Due Friday, September 4, 1998

Problem 1.
Exercise the Dinero cache simulation tool with some pre-generated address traces. The traces can be found at:
/afs/ece.cmu.edu/class/ece548/www/hw/lab1
There are three traces as follows. Because these traces are a bit large, you may want to use them from where they are by logically linking to them rather than copying them to your local directory.

File Name Size(bytes)
a.din 14417700
b.din 14417700
c.din 14417700

The traces capture data accesses made from a program run (instruction accesses were ignored, as were any memory accesses from the main() procedure). They are already in a format suitable for being fed directly into dinero and contain 32-bit trace information (so they can be correctly processed by Dinero running on any 32-bit Unix platform). The three traces are data accesses performed by the three toy benchmark programs (but, at this point we're not telling you which trace is for which program):

Note: for any short-answer questions, it shouldn't take more than about 50 words to answer the question; long essays are neither required nor desired at any time in this course unless specifically asked for.

1. For each trace, run Dinero using the following parameters for a variety of cache sizes:
• "Block" size (really "sector size" in our terminology) 4 bytes
• Unified cache (doesn't really matter, since we're only looking at data accesses)
• All other parameters to default
Perform simulation runs for cache sizes varying by a factor of two: 256 bytes, 512 bytes, 1K bytes, and so on up to and including 1M byte (1048576 bytes). List the miss rates for each run in a table by cache size and trace name.
2. Take the Dinero results and plot all three curves in a single graph. Place miss rate on a linear Y axis and cache size on a logarithmic X axis. (Note: freehand-sketched graphs are not acceptable; either use graph paper or use graphing software).
3. Which trace goes with which program? Back up each pairing with a short reason. The answers should be based on reasoning about program behavior with respect to cache memory. Basing your answer on a simulation result that you perform yourself is not acceptable; neither is justifying the third pairing by process of elimination.
4. For the given parameters for each trace, what is the minimum size to make the cache to capture essentially all of the locality and achieve a low miss rate? (Provide three distinct answers, one for each trace.) Back up each answer with a short reason.

Problem 2:
Experimentally determine the size of first-level cache on two Unix platforms (one platform being the course Alphastations and one that does not have an Alpha CPU). A starting point for your experiment can be found at cachsize.c Be sure to compile all your programs with the C compiler optimization turned on!
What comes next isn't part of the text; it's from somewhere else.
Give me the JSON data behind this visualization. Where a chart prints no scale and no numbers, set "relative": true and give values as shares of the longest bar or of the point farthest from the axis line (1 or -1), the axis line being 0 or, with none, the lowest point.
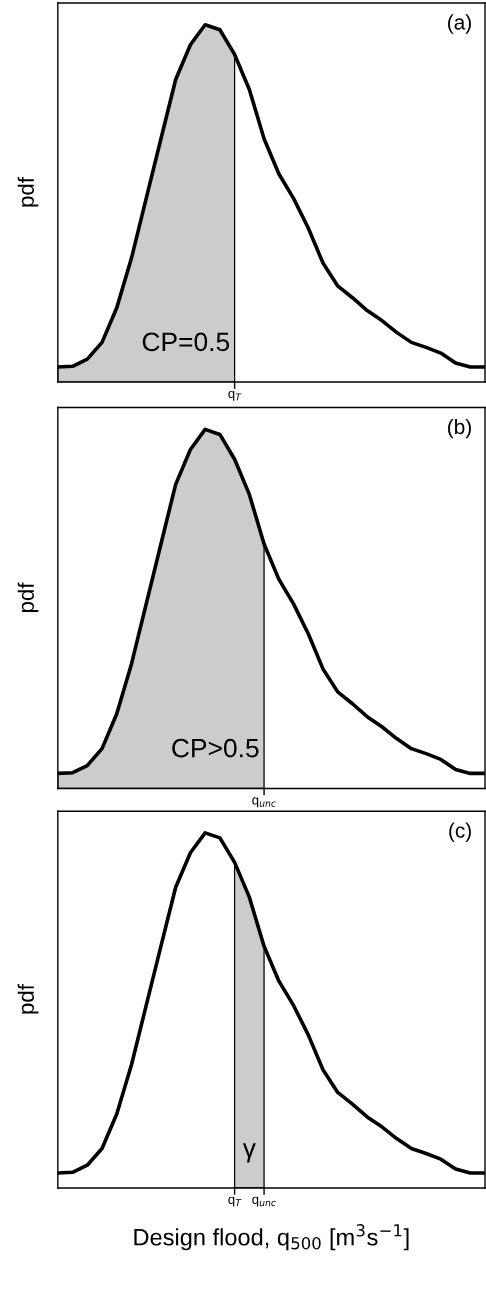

This program sequentially reads all the elements from a data array. It does this in two places -- first to pre-load the array into cache to eliminate any compulsory misses. Second it reads the data in a timed loop that repeatedly accesses the array to determine what the sustained access speed to the array will be (presumably faster if the array is small enough to be completely resident in cache). The number of times the array is read is scaled according to the array size to keep the total number of memory accesses relatively constant no matter what the array size. Thus, the relevant results are in MBytes/second read, not the actual execution time.

You will need to modify the program so that the timed loop takes approximately 10 seconds of execution time so that the experimental noise from the timer quantization is low. (Anything between 10 and 100 seconds is fine.) Your best bet is to use or modify the loop limit tuning mechanism used in the example; querying the timer each time through the loop will disturb data cache contents.

Compile your modified program and obtain times for array sizes in 1 KB increments from 1 KB to 40 KB. (On some machines you may need to go higher; if so you can use a larger spread between data points; use your judgement but take data up to approximately 2.5 times the L1 cache size). Repeat the below steps for both machines; you may plot two curves on the same graph as long as they are color-coded or otherwise obviously distinguishable.

1. Plot the results on a graph with bytes/sec on a linear Y axis and array size on a linear X axis. Include machine information in the graph title (CPU model if you can tell, otherwise machine make/model and the machine hostname). Also annotate the graph with the C compiler name and flags you used.
2. Draw an arrow to the graph feature that indicates the Level-1 cache size on your machine. What is the L1 cache size?
3. There should be 3 different "regions" of performance in your graph. Label the regions of: nearly 100% L1 cache hits; some hits+some misses; maximal number of misses (it won't be 100% misses because of spatial locality for block size > integer size).
4. What was the widest possible span that you would expect for the "some hits+some misses" region? In round numbers, what fraction of this width did your experimental data take up (e.g., all of it, one third of it). Will discuss in a later class why it might not take up the entire maximum possible width.

If you don't have access to a second workstation type, log in to: unix.andrew.cmu.edu with the I.D. of butler and obtain a list of idle Andrew workstations.